Saat itulah Matteo masuk ke dalam rumah. Wajahnya dingin dan tak bersahabat. “Aku mau kamu segera keluar dari rumah ini, Anna,” ucapnya tanpa basa-basi.
“Kamu serius, Matteo? Ini juga rumahku,” balas Anna dengan suara gemetar.
“Rumah ini milikku. Kamu dan anak itu harus pergi,” katanya tegas, tak ada belas kasihan di matanya.
Anna tahu perdebatan ini tidak ada gunanya. Dengan hati hancur, ia mulai mengemas barang-barangnya. Lina, pengasuh yang baru beberapa hari bekerja, membantu mengepak barang-barang Ranasya. Dalam beberapa jam, mereka meninggalkan rumah yang penuh kenangan pahit.
Dengan tabungan yang tersisa dan penghasilan dari toko pakaian yang dikelolanya, Anna mencari tempat tinggal baru. Beruntung, ia menemukan sebuah rumah di kompleks yang cukup tenang. Tempat yang akan menjadi awal baru bagi dirinya dan putri kecilnya.
Selama proses pindahan, Anna terpaksa menyewa sebuah unit apartment untuk sementara waktu hingga rumah itu siap untuk dihuni. Anna ingin putrinya tinggal dengan nyaman walau hanya di sebuah rumah sewa. Wanita itu pun akan mencari tenaga ART untuk membantu dirinya di rumah. Lina tetap ia pekerjakan sebagai pengasuh putrinya, Ranasya.
Beberapa hari berlalu, proses pindahan pun selesai dan beberapa perabotan baru sudah tertata rapi di rumah yang Anna sewa. Ia pun segera menempati hunian tersebut bersama Ranasya, Lina dan bi Siti, ART barunya. Mencoba memulai kembali hidupnya yang sempat kacau karena ulah Matteo dan perceraian mereka.
---
Suatu pagi, Anna memutuskan untuk joging di taman komplek. Udara segar pagi selalu bisa memberinya energi positif. Dengan earphone yang menyenandungkan musik favoritnya, ia berlari santai mengelilingi taman.
Tiba-tiba, seseorang menabraknya dari belakang. Anna kehilangan keseimbangan dan hampir jatuh, namun sebuah tangan kuat berhasil menahannya.
"Maaf, nggak sengaja," suara itu terdengar familiar. Anna mengangkat wajahnya dan terkejut melihat siapa yang ada di depannya.
"Chandra?" tanyanya dengan suara gemetar.
"Anna? Astaga, lama nggak ketemu!" jawab Chandra dengan senyum lebar, matanya berbinar melihat Anna.

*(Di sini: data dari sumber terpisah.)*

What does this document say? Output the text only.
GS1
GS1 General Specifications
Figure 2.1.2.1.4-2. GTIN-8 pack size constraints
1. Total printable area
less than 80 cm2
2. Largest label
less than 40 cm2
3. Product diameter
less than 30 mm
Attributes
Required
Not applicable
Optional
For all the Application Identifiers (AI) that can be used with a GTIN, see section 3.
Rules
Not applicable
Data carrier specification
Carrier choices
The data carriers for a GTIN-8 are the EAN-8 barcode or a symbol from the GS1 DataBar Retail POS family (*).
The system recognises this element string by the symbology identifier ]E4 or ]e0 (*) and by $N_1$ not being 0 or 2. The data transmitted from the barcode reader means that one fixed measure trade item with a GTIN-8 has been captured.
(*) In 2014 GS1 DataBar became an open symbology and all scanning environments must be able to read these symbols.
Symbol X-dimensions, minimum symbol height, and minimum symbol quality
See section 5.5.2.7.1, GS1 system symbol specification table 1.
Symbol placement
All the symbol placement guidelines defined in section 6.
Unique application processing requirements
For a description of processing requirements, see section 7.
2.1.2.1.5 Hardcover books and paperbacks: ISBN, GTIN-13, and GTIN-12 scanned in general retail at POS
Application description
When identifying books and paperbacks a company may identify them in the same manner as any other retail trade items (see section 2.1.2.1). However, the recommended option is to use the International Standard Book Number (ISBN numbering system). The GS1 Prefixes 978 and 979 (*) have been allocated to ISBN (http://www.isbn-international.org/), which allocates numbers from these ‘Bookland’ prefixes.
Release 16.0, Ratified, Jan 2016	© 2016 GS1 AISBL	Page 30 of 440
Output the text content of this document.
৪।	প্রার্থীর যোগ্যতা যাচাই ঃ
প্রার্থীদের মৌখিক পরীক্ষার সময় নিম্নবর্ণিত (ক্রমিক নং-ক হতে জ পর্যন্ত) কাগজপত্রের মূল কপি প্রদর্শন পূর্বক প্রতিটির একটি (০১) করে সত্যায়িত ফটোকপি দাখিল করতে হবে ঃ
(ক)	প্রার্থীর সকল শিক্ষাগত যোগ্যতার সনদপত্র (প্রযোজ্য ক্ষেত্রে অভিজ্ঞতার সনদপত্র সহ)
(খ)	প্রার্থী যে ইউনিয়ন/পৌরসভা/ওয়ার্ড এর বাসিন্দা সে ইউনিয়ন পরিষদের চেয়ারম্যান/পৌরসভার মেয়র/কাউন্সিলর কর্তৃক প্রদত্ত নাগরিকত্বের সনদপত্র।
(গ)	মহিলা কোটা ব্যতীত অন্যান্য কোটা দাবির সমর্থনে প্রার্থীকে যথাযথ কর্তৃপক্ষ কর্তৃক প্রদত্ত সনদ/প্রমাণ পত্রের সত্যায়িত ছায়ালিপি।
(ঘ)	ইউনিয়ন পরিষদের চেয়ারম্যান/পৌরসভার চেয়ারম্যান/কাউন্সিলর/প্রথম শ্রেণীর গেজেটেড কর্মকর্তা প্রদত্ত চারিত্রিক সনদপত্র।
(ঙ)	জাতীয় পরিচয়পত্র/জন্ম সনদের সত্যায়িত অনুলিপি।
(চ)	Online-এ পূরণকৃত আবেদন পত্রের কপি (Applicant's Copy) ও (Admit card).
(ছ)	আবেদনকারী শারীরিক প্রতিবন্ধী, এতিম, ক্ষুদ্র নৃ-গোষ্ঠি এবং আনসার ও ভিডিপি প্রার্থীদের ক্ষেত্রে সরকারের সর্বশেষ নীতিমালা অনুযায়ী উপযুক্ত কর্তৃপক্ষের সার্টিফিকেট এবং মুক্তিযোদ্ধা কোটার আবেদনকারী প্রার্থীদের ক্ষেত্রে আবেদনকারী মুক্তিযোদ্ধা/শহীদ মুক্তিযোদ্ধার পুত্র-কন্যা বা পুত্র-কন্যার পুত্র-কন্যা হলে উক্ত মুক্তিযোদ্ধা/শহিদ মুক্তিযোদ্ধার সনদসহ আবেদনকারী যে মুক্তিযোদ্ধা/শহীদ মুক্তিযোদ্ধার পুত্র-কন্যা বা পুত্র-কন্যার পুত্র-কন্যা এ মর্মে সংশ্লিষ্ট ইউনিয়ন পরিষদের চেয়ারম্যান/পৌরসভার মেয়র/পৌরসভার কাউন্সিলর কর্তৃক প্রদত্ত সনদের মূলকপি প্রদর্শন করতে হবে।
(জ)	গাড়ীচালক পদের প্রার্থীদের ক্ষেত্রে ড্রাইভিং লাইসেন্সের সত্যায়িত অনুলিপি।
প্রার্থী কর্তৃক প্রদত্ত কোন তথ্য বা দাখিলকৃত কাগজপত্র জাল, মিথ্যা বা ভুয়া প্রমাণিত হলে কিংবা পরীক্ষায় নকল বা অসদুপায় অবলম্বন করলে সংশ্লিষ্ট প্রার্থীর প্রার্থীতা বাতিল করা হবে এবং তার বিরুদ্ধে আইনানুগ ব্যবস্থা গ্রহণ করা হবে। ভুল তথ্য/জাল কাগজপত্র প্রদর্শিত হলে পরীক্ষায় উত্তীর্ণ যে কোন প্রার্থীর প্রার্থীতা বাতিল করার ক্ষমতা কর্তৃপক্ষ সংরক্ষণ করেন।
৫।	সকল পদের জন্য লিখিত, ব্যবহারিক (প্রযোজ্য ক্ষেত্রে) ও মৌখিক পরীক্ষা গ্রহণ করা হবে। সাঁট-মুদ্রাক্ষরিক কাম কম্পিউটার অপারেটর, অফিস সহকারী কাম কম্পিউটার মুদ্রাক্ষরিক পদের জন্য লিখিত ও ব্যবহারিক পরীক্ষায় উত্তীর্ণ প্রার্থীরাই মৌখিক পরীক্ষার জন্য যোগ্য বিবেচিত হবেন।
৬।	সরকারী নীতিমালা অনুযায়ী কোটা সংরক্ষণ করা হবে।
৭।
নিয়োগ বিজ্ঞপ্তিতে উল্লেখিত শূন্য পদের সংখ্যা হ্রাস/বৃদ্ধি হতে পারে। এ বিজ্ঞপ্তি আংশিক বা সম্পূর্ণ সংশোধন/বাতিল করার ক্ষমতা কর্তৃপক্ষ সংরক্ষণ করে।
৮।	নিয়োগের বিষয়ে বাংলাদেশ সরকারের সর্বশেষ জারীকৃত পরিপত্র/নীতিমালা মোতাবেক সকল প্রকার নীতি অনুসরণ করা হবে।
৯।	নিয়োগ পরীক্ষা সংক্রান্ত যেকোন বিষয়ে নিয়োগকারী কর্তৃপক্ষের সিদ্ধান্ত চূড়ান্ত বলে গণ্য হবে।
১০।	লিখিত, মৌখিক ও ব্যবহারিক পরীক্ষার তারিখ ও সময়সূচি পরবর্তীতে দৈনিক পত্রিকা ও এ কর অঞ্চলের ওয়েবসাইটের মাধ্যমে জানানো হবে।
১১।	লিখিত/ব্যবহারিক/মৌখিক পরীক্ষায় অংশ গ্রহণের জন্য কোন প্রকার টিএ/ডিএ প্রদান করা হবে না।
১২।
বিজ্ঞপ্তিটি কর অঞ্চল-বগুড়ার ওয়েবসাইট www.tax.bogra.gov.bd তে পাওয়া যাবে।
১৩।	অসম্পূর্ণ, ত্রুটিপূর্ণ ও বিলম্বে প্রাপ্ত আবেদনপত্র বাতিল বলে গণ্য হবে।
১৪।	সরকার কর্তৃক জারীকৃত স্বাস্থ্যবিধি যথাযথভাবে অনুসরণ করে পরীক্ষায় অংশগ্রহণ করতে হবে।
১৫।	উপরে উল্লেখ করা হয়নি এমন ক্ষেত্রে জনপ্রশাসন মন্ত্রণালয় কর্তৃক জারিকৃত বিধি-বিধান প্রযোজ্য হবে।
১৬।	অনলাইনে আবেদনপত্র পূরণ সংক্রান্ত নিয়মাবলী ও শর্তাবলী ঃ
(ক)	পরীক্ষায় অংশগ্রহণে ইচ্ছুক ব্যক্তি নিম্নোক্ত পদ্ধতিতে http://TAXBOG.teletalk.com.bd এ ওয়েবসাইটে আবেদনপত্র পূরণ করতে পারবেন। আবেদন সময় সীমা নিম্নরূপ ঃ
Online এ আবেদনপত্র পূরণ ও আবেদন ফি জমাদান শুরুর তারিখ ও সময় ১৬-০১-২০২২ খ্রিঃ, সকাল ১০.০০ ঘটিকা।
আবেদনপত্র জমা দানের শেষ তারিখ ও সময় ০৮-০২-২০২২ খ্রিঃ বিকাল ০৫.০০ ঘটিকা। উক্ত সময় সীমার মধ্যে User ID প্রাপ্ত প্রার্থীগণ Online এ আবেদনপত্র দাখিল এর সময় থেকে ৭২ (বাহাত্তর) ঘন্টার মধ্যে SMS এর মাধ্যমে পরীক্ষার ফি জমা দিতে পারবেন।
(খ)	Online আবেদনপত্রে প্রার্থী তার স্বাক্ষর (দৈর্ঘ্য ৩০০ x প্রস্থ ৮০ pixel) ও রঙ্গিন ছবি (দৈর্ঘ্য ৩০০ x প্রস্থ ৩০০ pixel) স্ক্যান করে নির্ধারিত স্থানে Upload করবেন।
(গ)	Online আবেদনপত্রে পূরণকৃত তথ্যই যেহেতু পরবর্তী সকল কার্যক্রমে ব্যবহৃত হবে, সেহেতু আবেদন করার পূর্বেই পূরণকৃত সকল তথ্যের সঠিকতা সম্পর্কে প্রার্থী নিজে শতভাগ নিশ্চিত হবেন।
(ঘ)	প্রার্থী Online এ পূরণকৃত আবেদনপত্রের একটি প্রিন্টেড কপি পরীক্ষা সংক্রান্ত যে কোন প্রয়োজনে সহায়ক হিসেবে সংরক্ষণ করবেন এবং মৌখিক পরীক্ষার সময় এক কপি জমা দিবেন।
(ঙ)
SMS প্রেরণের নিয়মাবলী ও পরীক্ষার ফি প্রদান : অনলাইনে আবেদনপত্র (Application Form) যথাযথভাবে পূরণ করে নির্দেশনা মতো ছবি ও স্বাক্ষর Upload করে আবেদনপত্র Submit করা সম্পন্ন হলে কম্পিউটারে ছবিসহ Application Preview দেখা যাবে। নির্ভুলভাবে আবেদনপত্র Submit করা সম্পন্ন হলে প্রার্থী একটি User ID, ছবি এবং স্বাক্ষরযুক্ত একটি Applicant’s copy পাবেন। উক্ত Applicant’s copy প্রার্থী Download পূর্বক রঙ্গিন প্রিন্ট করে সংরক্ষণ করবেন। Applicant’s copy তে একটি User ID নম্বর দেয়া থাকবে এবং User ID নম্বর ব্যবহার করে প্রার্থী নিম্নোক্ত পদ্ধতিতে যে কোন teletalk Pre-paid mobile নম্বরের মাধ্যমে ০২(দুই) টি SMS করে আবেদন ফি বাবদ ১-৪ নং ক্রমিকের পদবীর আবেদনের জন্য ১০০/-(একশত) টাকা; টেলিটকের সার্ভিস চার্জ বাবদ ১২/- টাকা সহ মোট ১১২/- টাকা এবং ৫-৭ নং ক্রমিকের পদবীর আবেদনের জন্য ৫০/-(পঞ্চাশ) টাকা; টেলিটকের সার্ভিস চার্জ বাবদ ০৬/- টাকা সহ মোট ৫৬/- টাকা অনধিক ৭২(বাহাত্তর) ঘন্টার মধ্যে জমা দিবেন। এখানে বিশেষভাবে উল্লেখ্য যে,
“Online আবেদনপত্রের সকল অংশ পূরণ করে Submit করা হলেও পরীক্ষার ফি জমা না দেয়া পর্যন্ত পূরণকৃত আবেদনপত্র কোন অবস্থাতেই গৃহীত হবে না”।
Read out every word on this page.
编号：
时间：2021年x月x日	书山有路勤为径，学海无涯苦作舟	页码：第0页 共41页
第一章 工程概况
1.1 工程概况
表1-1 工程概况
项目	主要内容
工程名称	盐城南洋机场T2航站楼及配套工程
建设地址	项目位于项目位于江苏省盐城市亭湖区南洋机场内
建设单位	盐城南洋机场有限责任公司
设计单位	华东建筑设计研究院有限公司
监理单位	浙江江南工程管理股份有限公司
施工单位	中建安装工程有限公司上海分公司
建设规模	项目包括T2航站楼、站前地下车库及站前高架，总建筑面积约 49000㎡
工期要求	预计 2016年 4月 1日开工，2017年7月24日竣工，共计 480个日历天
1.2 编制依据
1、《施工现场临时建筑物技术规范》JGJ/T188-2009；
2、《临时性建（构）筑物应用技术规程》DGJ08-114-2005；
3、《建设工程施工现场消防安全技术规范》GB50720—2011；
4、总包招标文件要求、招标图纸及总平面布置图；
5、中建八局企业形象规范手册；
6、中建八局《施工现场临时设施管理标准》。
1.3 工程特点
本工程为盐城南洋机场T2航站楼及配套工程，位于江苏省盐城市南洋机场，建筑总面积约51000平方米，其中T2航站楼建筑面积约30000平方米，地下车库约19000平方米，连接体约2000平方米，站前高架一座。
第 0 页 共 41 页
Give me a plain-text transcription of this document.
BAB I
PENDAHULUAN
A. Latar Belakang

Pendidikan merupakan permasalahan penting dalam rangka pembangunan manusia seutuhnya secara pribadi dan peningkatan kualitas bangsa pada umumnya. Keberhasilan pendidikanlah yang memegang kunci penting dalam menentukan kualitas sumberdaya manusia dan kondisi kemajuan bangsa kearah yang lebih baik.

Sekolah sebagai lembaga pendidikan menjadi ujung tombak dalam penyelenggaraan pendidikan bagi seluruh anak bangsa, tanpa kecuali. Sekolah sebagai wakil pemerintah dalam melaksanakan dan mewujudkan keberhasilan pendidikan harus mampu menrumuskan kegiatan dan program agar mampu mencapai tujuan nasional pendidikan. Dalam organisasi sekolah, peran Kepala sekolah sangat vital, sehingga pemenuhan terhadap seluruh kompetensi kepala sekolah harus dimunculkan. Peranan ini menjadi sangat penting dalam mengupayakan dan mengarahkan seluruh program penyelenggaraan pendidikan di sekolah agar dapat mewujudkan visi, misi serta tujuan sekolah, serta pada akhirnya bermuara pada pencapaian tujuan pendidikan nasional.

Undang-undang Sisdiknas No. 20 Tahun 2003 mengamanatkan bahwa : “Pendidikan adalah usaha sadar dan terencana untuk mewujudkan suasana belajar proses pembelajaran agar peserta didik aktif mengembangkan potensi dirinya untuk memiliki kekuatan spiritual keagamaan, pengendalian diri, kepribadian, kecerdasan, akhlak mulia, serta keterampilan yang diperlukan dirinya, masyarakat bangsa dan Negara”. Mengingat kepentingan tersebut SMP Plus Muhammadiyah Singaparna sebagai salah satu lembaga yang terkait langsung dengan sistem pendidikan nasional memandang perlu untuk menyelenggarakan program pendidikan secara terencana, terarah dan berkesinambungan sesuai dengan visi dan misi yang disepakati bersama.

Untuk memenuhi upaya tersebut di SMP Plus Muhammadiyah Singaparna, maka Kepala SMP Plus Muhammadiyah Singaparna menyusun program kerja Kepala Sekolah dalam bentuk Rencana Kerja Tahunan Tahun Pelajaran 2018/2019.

Mereka memutuskan untuk duduk di bangku taman, mencoba mengejar ketinggalan tahun-tahun yang telah berlalu. Percakapan mereka mengalir lancar, seperti tidak ada jeda waktu di antara mereka.
"Jadi, kamu sekarang tinggal di komplek ini juga?" tanya Anna, masih sedikit terkejut.
"Iya, kebetulan baru pindah beberapa bulan yang lalu. Dua blok dari sini," jawab Chandra sambil menunjuk ke arah rumahnya.
Anna tertawa kecil, "Dunia sempit, ya. Akujuga baru pindah beberapa hari yang lalu. Memang cuma sewa, sih, tapi rumahnya nyaman buat ditempati buat sejauh ini."
Chandra menatap Anna dengan penuh perhatian. "Oke, jadi gimana kabarmu sekarang? Kamu kurusan, ya. Jauh beda pas SMA dulu. Kamu sudah sudah nikah?"
Anna tersenyum pahit, seolah ia tengah diingatkan dengan nasib buruk yang telah menimpanya. "Kalau aku bilang kabar aku baik, maka aku pasti sudah bohongi kamu dan diri aku sendiri, sih. Kabarku lagi kurang baik, Chan. Aku baru saja bercerai dan aku punya anak yang masih bayi."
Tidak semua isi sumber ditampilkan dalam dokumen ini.